Composition and duties

The duties of the Company’s Board of Directors are set forth in the Companies Act and other applicable legislation. The Board of Directors is responsible for the management of the company. Its responsibilities include, inter alia, to: deliberate and decide on the Company’s strategy; confirm the business plan and budget as well as financing transactions (as far as not falling into the responsibility of the shareholders); deliberate on and approve interim reports and/or interim management statements, the annual accounts and the Board’s reports; confirm internal control and risk management systems and reporting procedures; decide on possible bonus and incentive schemes for the management and possible general or special pension schemes, profit sharing schemes or bonus schemes for employees of the Company; decide on any contracts which, given the scope and nature of activities of the Company, are of unusual nature, or significant importance such as long-term lease contracts; decide on related party transactions; and appoint or dismiss the CEO. Other employees belonging to the management team of the Company are appointed by the CEO and approved by the Board of Directors.

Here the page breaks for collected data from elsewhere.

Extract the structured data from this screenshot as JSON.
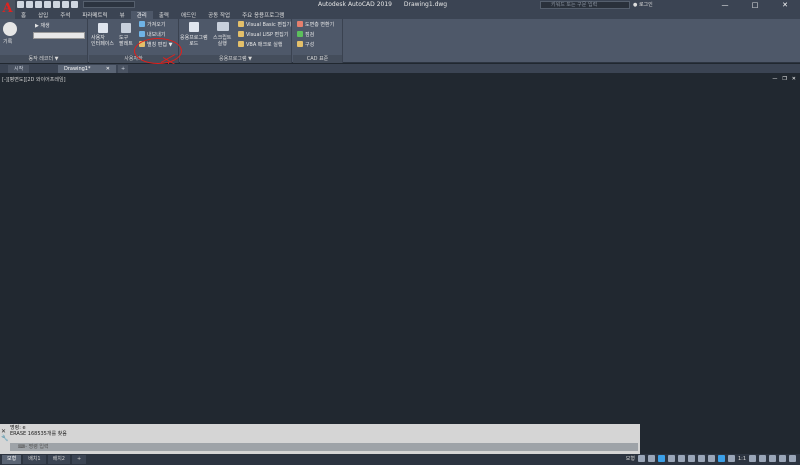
{
  "app": {
    "logo": "A",
    "title": "Autodesk AutoCAD 2019",
    "file": "Drawing1.dwg"
  },
  "search": {
    "placeholder": "키워드 또는 구문 입력"
  },
  "user": {
    "label": "로그인"
  },
  "menu": [
    "홈",
    "삽입",
    "주석",
    "파라메트릭",
    "뷰",
    "관리",
    "출력",
    "애드인",
    "공동 작업",
    "주요 응용프로그램"
  ],
  "ribbon": {
    "action": {
      "record": "기록",
      "play": "재생",
      "footer": "동작 레코더 ▼"
    },
    "customize": {
      "ui": "사용자\n인터페이스",
      "tool": "도구\n팔레트",
      "import": "가져오기",
      "export": "내보내기",
      "alias": "별칭 편집 ▼",
      "footer": "사용자화"
    },
    "apps": {
      "load": "응용프로그램\n로드",
      "script": "스크립트\n실행",
      "vba": "Visual Basic 편집기",
      "vlisp": "Visual LISP 편집기",
      "macro": "VBA 매크로 실행",
      "footer": "응용프로그램 ▼"
    },
    "cad": {
      "convert": "도면층 변환기",
      "check": "점검",
      "config": "구성",
      "footer": "CAD 표준"
    }
  },
  "tabs": [
    "시작",
    "Drawing1*",
    "+"
  ],
  "viewport": {
    "label": "[-][평면도][2D 와이어프레임]"
  },
  "command": {
    "history1": "명령: e",
    "history2": "ERASE 168535개를 찾음",
    "placeholder": "명령 입력"
  },
  "layout_tabs": [
    "모형",
    "배치1",
    "배치2",
    "+"
  ],
  "status": {
    "model": "모형",
    "scale": "1:1"
  },
  "colors": {
    "accent": "#3ba0e8",
    "annotation": "#e0201b",
    "logo": "#e0221f"
  }
}
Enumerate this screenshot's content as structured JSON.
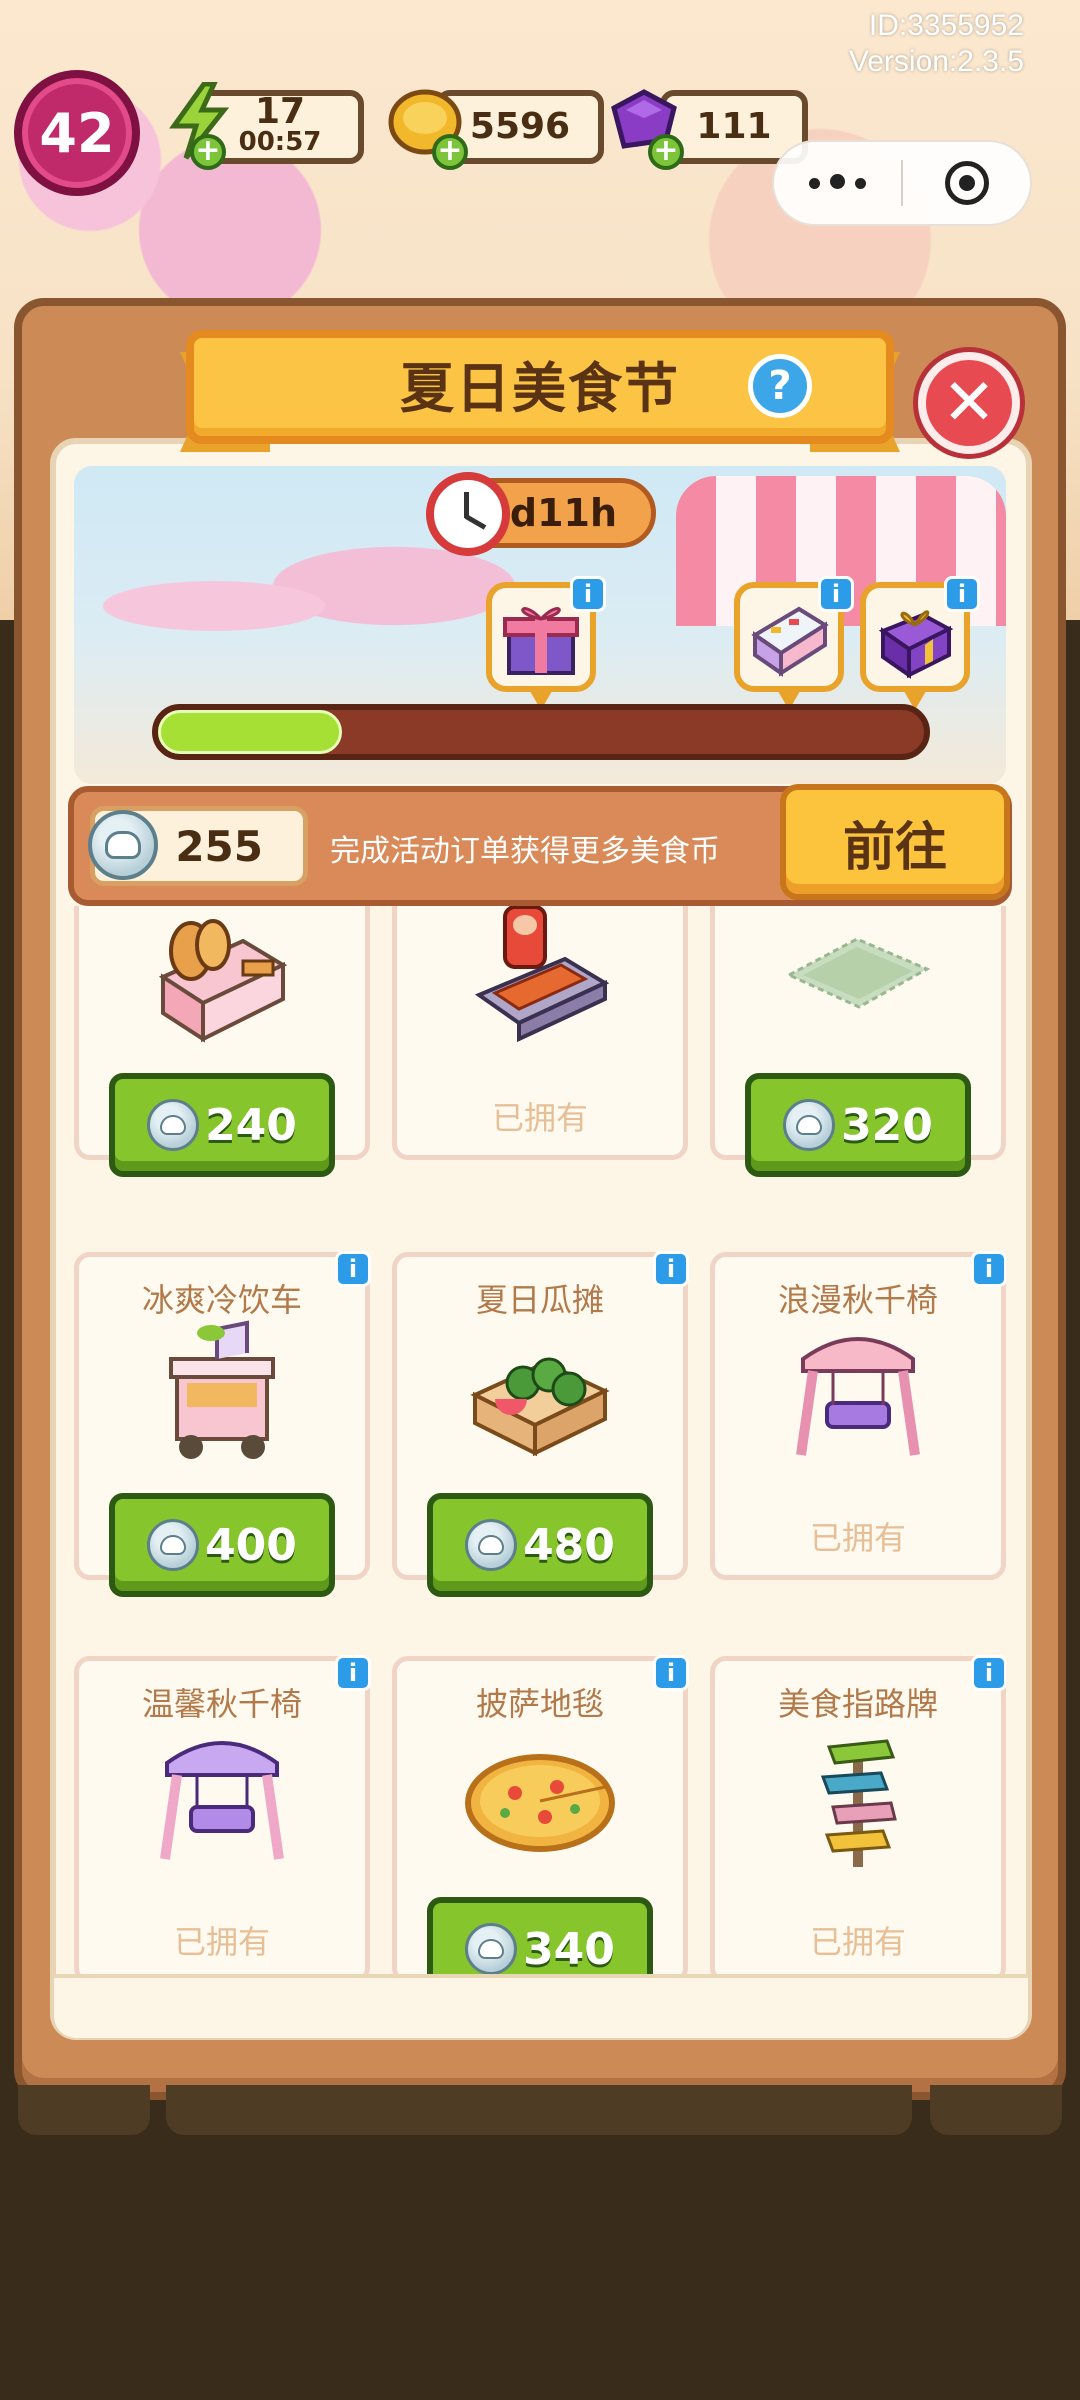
{
  "meta": {
    "id_label": "ID:3355952",
    "version_label": "Version:2.3.5"
  },
  "hud": {
    "level": "42",
    "energy": {
      "value": "17",
      "timer": "00:57"
    },
    "gold": {
      "value": "5596"
    },
    "gems": {
      "value": "111"
    }
  },
  "capsule": {
    "more_icon": "more-dots-icon",
    "close_icon": "target-circle-icon"
  },
  "panel": {
    "title": "夏日美食节",
    "help_label": "?",
    "close_label": "✕"
  },
  "event": {
    "timer": "11d11h",
    "progress": 0.24,
    "rewards": [
      {
        "icon": "gift-box-icon",
        "info": "i"
      },
      {
        "icon": "display-case-icon",
        "info": "i"
      },
      {
        "icon": "purple-gift-icon",
        "info": "i"
      }
    ]
  },
  "currency": {
    "amount": "255",
    "hint": "完成活动订单获得更多美食币",
    "goto_label": "前往"
  },
  "items": [
    {
      "name": "",
      "icon": "bread-stall-icon",
      "price": "240",
      "owned": false,
      "info": ""
    },
    {
      "name": "",
      "icon": "sausage-grill-icon",
      "price": "",
      "owned": true,
      "owned_label": "已拥有",
      "info": ""
    },
    {
      "name": "",
      "icon": "green-rug-icon",
      "price": "320",
      "owned": false,
      "info": ""
    },
    {
      "name": "冰爽冷饮车",
      "icon": "drink-cart-icon",
      "price": "400",
      "owned": false,
      "info": "i"
    },
    {
      "name": "夏日瓜摊",
      "icon": "melon-stand-icon",
      "price": "480",
      "owned": false,
      "info": "i"
    },
    {
      "name": "浪漫秋千椅",
      "icon": "pink-swing-icon",
      "price": "",
      "owned": true,
      "owned_label": "已拥有",
      "info": "i"
    },
    {
      "name": "温馨秋千椅",
      "icon": "purple-swing-icon",
      "price": "",
      "owned": true,
      "owned_label": "已拥有",
      "info": "i"
    },
    {
      "name": "披萨地毯",
      "icon": "pizza-rug-icon",
      "price": "340",
      "owned": false,
      "info": "i"
    },
    {
      "name": "美食指路牌",
      "icon": "food-signpost-icon",
      "price": "",
      "owned": true,
      "owned_label": "已拥有",
      "info": "i"
    }
  ]
}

The Company’s Board of Directors consists of 3-6 regular Members. The term of the Members of the Board of Directors ends at the end of the first Annual General Meeting of Shareholders following the election. The Board of Directors elects a Chairman from among its Members for the duration of one year at a time. Board of Directors has set up three committees; Remuneration, Working and Audit Committee.

In 2019, the Board of Directors convened 18 times.